Moore grew up surrounded by music. Her father was a flutist, and her mother sang in church and participated in small opera companies in New York. The tradition of music in the family is longstanding. Her paternal grandfather, a professional musician who had made his living teaching, playing several wind instruments, and working as an orchestrator, had arranged the Jamacian National Anthem.

In her childhood years she studied violin, starting at age four, and made unusually rapid progress. She was musical, had a good memory and a sensitive ear for pitch, and was a good sightreader.

Following Moore's parents' divorce when she was twelve, she eventually moved to Detroit to live with her father, who had remarried. She attended Southfield Junior and Peterson Warren academies, nearby Adventist schools.

After graduating from PWA, she entered Marygrove College, a Catholic school in Detroit, where she registered as a computer-science major with a minor in voice. Encouraged by her choir director, James Turner, Moore changed her major to music.

She completed an undergraduate degree in vocal performance at MC in 1987. She earned a master's, also in vocal performance, at the Mannes College of Music in Manhattan in 1989. In that program she studied with Peter Elkus and Richard Barrett, was coached by Joan Borneman, and was exposed to master classes by some of the premier singers of the time. She is presently pursuing a doctorate in voice pedagogy at Catholic University of America in Washington, D.C.

A mezzo-soprano, Moore has performed in numerous choirs and many times as a recitalist and soloist with orchestras and choirs. While on a tour to Europe with the Marygrove College Choir, she was chosen to be a featured soloist in a televised BBC performance of Leonard Bernstein's Chichester Psalms by the Royal Philharmonic Orchestra.

She later presented a program with the Trenton Symphony in Princeton, New Jersey, where she gave a recital of songs that had been performed by Marion Anderson, acclaimed African-American contralto of an earlier era. She was chosen from hundreds of applicants for this tribute, which was titled “The Lady from Philadelphia.” Music critic Donald Delany of the Trenton/Princeton Times observed that Moore “was faced with the daunting, really impossible task of attempting to recreate the aura of Marian Anderson, but she did a remarkable job.” He continued by describing her voice as a “wonderful instrument, which she produced without effort from top to bottom.”

Moore completed a specialized course in vocology under voice scientist Ingo Titze. She earned a certificate in the subject through the University of Iowa at the Denver Center for the Performing Arts.
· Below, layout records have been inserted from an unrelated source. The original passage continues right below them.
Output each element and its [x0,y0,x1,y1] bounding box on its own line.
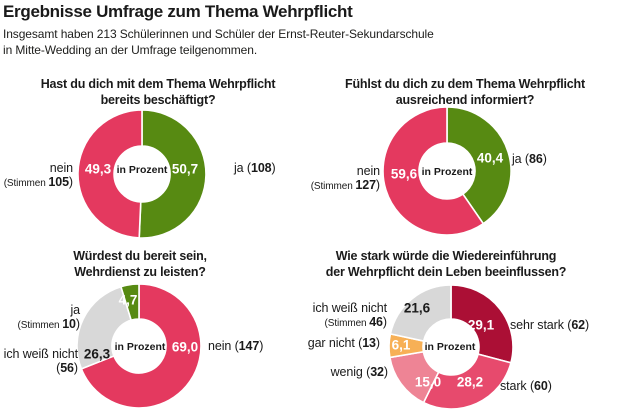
chart-title-line: bereits beschäftigt? [100,93,216,107]
donut-chart-informiert [382,106,512,236]
slice-value-nein: 49,3 [84,161,112,177]
chart-title-line: Würdest du bereit sein, [73,249,207,263]
chart-title-line: Hast du dich mit dem Thema Wehrpflicht [40,77,276,91]
chart-title-beschaeftigt: Hast du dich mit dem Thema Wehrpflicht b… [8,76,308,108]
donut-chart-beeinflussung [388,284,514,410]
subtitle-line-2: in Mitte-Wedding an der Umfrage teilgeno… [3,43,258,57]
chart-title-line: Fühlst du dich zu dem Thema Wehrpflicht [345,77,585,91]
chart-title-line: Wehrdienst zu leisten? [74,265,206,279]
donut-center-label: in Prozent [114,341,166,353]
slice-ja [119,283,140,322]
page-title: Ergebnisse Umfrage zum Thema Wehrpflicht [3,2,353,21]
slice-value-nein: 69,0 [171,339,199,355]
slice-value-gar-nicht: 6,1 [391,337,411,353]
chart-title-line: ausreichend informiert? [395,93,535,107]
label-nein: nein (Stimmen 127) [310,164,380,192]
slice-nein [77,109,143,239]
donut-chart-bereitschaft [76,283,202,409]
slice-value-ja: 40,4 [476,150,504,166]
page-subtitle: Insgesamt haben 213 Schülerinnen und Sch… [3,26,434,58]
chart-title-line: der Wehrpflicht dein Leben beeinflussen? [325,265,567,279]
chart-title-informiert: Fühlst du dich zu dem Thema Wehrpflicht … [315,76,615,108]
label-sehr-stark: sehr stark (62) [510,318,590,332]
label-stark: stark (60) [500,379,552,393]
slice-nein [382,106,485,236]
slice-value-sehr-stark: 29,1 [467,317,495,333]
chart-title-line: Wie stark würde die Wiedereinführung [335,249,557,263]
slice-value-ja: 4,7 [118,292,138,308]
donut-center-label: in Prozent [421,166,473,178]
subtitle-line-1: Insgesamt haben 213 Schülerinnen und Sch… [3,27,434,41]
slice-sehr-stark [450,284,514,364]
label-nein: nein (147) [208,339,264,353]
label-ich-weiss-nicht: ich weiß nicht (56) [3,347,78,375]
donut-center-label: in Prozent [116,164,168,176]
slice-ja [138,109,207,239]
label-wenig: wenig (32) [330,365,389,379]
slice-value-stark: 28,2 [456,374,484,390]
donut-chart-beschaeftigt [77,109,207,239]
slice-ich-weiss-nicht [389,284,452,343]
label-gar-nicht: gar nicht (13) [307,336,380,350]
slice-value-nein: 59,6 [390,166,418,182]
label-ja: ja (86) [512,152,547,166]
chart-title-bereitschaft: Würdest du bereit sein, Wehrdienst zu le… [0,248,280,280]
slice-value-ich-weiss-nicht: 21,6 [403,300,431,316]
slice-value-wenig: 15,0 [414,374,442,390]
slice-stark [422,353,512,410]
label-ich-weiss-nicht: ich weiß nicht (Stimmen 46) [312,301,387,329]
chart-title-beeinflussung: Wie stark würde die Wiedereinführung der… [296,248,596,280]
label-nein: nein (Stimmen 105) [3,161,73,189]
slice-value-ich-weiss-nicht: 26,3 [83,346,111,362]
donut-center-label: in Prozent [424,341,476,353]
label-ja: ja (108) [234,161,276,175]
slice-nein [80,283,202,409]
slice-ja [446,106,512,225]
slice-ich-weiss-nicht [76,285,133,370]
label-ja: ja (Stimmen 10) [17,303,81,331]
slice-value-ja: 50,7 [171,161,199,177]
She is a member of the National Association of Teachers of Singing and during her first year of membership in NATS, two of her students won first and third places at its regional competition. Many of her students have garnered other awards and scholarships.

Moore enjoys her work at OU. She recently spoke about the depth of vocal talent that exists there:

Having studied at some good music schools and been exposed to the talent that gravitates to New York City, I can really say I have never heard such vocal talent anywhere I have ever been. As a voice teacher I am just amazed at the number of good voices that just keep coming to Oakwood.

ds/2012

Interview: Julie Moore Foster, 1 October 2006; Biography at Valley Conservatory of Music, Huntsville, Alabama, 2012.